In Albany, N.Y, last week, journalists had a chance to drive the environmentally friendly vehicles GM will begin introducing this year. None of them is a battery-powered EV, though batteries play a big part in all of them.

The cars are hybrids and fuel-cell vehicles. GM says it wants to be the first car to profitably sell a million fuel-cell cars. It also plans to introduce no fewer than 12 hybrid models. These cars range from highly experimental (the Hy-wire fuel-cell car) to pre-production (hybrid versions of the Chevrolet Silverado and GMC Sierra). The pickups, which offer 110-volt plugs that allow the trucks to act as generators, will be on the road in late 2003. Don’t expect to see fuel-cell cars on the road until 2015.

The chance to drive the Hy-wire was the clincher in getting me up to Troy, N.Y. Not only is it the world’s first fully engineered fuel-cell design, but it also sports drive-by-wire, steer-by-wire and brake-by-wire technology. In person, the Hy-wire looks very cool and futuristic (dig those rear-view cameras replacing wind-trapping mirrors) but it’s also plainly a prototype. The seats are as hard as rocks and the rear windows don’t go down.

It was surprisingly easy to adjust to accelerating, braking and steering with twin handgrips that looked like they belonged on a video game. Twisting the grip sends the vehicle forward; squeezing it activates the brakes. The steering feels rough and heavy at low speeds, but lightens up under load.

The Hy-wire has no conventional dashboard, and the few instruments slide around on a movable stalk that could accommodate left- or right-hand drive. Stretch your legs out and they’re extending into the "engine compartment" — all of the Hy-wire’s powertrain is contained in an 11-inch-thick "skateboard" chassis that could actually carry any one of many body designs.

A truly intriguing technology, displacement on demand, uses electronics to selectively shut down half of a car’s cylinders for an 8- to 10-percent fuel savings. This is GM’s second go-round with the concept, having disastrously tried it out with the Cadillac 8-6-4, circa 1981. Modern engine management will make it work now, says GM. It certainly worked very well in Troy. Switching between six and three cylinders was practically seamless. GM will introduce it in mid-sized SUVs next year.

The company has several different hybrid systems, including a dual-electric-motor system that should yield 40 mpg in smaller applications like the Saturn VUE. A milder belt alternator starter system yields a 12- to 15-percent fuel savings, and will be seen in the 2006 Chevrolet Equinox and 2007 Chevy Malibu. Both impressed with their seamless ability to shut off at stoplights, then instantly restart when the driver’s foot left the brake pedal.
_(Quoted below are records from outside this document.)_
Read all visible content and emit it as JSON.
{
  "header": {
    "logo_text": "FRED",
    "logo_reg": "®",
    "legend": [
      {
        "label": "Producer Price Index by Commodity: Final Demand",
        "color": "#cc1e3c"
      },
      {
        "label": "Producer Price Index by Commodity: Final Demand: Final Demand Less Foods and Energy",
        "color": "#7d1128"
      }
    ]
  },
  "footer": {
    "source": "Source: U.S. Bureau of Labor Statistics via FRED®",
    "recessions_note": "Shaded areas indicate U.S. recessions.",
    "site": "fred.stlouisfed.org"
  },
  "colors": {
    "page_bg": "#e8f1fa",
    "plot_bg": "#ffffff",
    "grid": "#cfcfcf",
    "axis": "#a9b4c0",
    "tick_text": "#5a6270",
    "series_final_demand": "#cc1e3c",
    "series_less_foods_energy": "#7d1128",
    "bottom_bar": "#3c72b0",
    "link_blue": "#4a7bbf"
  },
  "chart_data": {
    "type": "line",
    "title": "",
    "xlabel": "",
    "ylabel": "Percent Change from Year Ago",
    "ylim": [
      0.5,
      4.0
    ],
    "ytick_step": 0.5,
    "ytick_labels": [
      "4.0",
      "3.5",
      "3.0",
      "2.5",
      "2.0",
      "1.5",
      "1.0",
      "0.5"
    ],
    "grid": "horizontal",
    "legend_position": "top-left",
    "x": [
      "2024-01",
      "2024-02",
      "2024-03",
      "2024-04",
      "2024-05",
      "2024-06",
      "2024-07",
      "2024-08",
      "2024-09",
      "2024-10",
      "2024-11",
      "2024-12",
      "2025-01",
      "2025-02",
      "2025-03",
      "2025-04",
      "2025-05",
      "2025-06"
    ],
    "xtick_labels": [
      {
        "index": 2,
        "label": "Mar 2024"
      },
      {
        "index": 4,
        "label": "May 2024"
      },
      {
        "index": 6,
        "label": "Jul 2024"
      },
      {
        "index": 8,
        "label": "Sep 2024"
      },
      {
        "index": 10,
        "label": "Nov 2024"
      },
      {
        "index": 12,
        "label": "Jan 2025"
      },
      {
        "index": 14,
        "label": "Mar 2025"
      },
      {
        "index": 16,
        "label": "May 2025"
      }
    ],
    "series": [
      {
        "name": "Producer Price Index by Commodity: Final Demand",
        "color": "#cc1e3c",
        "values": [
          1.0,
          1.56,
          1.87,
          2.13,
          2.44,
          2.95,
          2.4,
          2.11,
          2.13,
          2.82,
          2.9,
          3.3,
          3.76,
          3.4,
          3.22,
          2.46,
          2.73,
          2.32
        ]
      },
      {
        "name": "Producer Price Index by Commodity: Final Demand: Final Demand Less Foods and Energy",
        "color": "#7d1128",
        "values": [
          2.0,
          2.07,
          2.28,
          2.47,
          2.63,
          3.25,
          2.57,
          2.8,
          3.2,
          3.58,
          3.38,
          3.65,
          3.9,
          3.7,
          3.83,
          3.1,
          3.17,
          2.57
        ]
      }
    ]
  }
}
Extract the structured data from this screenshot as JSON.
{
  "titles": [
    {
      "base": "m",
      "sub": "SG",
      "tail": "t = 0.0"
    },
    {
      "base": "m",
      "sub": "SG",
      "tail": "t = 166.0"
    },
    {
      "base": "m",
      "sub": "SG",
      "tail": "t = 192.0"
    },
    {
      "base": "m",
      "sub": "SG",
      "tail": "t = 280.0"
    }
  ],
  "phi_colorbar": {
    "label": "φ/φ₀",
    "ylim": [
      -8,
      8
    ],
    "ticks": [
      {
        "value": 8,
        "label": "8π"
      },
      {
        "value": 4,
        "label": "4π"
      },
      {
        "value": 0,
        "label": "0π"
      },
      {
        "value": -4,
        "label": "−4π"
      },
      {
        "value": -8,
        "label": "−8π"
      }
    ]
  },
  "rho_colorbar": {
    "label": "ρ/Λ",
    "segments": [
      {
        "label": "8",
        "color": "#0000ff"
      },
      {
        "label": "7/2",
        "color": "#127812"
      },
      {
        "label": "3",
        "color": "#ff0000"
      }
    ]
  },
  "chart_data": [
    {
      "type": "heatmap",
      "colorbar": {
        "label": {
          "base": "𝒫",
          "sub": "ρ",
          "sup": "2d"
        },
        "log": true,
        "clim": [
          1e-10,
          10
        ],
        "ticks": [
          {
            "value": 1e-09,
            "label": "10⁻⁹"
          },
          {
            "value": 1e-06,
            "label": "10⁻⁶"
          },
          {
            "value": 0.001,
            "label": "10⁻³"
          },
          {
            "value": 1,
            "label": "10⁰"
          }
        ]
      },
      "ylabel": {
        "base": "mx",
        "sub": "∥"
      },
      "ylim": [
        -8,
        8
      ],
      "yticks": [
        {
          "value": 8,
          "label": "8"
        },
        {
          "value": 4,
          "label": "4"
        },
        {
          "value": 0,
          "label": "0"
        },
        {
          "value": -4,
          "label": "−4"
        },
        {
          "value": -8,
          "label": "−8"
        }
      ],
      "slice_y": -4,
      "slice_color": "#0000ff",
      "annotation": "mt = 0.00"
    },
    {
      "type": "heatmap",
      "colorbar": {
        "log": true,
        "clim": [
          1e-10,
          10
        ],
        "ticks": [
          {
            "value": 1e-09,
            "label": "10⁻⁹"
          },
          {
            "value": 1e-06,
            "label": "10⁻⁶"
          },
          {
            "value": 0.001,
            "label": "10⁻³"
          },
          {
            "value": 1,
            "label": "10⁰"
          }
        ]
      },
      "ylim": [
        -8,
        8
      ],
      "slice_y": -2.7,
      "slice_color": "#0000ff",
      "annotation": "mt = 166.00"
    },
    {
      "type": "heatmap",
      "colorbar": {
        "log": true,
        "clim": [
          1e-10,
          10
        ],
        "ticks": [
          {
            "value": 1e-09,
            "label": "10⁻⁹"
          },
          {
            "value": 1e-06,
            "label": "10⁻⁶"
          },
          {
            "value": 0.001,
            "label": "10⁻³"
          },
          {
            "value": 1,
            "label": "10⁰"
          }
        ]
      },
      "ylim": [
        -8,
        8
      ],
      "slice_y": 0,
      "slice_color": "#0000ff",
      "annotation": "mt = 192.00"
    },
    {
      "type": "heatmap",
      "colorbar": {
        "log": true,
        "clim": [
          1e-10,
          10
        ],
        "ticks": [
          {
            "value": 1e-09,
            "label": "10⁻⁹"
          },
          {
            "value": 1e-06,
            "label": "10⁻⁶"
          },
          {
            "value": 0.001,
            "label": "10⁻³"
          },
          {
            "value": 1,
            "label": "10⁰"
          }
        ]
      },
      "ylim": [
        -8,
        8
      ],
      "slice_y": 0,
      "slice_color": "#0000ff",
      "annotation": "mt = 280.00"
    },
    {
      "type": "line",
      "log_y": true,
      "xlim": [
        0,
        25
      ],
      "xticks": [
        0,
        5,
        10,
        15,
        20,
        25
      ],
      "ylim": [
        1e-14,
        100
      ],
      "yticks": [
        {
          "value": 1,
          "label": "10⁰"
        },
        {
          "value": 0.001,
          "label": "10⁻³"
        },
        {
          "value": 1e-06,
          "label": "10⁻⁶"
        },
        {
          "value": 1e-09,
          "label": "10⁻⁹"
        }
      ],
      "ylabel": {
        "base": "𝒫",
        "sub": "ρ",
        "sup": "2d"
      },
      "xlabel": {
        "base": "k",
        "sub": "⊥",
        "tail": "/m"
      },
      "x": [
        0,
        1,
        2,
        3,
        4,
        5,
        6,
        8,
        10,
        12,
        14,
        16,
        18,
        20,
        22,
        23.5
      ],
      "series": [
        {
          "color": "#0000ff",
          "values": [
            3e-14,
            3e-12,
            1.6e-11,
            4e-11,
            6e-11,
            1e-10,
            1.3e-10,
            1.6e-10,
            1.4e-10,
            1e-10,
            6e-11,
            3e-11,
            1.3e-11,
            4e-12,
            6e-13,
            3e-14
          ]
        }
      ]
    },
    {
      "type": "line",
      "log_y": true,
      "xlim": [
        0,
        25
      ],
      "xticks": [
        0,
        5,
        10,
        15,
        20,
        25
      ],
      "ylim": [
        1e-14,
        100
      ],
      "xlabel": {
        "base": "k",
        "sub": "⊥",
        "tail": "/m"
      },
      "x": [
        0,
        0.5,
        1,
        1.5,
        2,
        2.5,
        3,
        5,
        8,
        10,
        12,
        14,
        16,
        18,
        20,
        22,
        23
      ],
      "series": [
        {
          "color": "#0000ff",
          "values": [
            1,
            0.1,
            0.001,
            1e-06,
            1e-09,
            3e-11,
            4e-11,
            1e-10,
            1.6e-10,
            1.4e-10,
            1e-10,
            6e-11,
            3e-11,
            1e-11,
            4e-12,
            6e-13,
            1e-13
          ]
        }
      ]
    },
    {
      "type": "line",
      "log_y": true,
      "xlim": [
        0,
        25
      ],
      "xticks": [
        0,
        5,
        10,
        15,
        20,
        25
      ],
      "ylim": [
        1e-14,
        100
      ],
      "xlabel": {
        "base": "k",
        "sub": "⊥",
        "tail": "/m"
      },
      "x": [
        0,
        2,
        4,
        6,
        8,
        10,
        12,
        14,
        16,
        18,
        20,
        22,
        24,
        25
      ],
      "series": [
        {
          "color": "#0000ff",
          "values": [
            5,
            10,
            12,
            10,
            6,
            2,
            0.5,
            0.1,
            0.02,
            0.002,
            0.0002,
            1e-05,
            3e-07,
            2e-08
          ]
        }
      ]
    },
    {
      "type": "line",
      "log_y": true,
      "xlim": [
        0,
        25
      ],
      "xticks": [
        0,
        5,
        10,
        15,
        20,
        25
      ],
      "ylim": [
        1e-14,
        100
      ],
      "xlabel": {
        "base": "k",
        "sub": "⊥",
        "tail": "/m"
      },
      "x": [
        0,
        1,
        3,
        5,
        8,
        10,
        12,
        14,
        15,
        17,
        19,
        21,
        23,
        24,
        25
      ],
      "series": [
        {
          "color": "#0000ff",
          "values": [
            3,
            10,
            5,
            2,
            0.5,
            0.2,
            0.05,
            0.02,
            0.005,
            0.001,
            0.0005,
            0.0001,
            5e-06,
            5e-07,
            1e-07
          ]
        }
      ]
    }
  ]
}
GM already has one hybrid on the market, a transit bus whose system was developed by the Allison division. Some 20 are already in bus fleets, in Hartford, Portland, Ore., and Seattle, among others. Seven mpg may not sound like much, but conventional buses get four! More importantly, the hybrid bus offers a 90-percent reduction in diesel-generated particulate matter and carbon monoxide. If GM can actually sell 1,500 by 2007, that will be a tangible benefit for our beleaguered environment.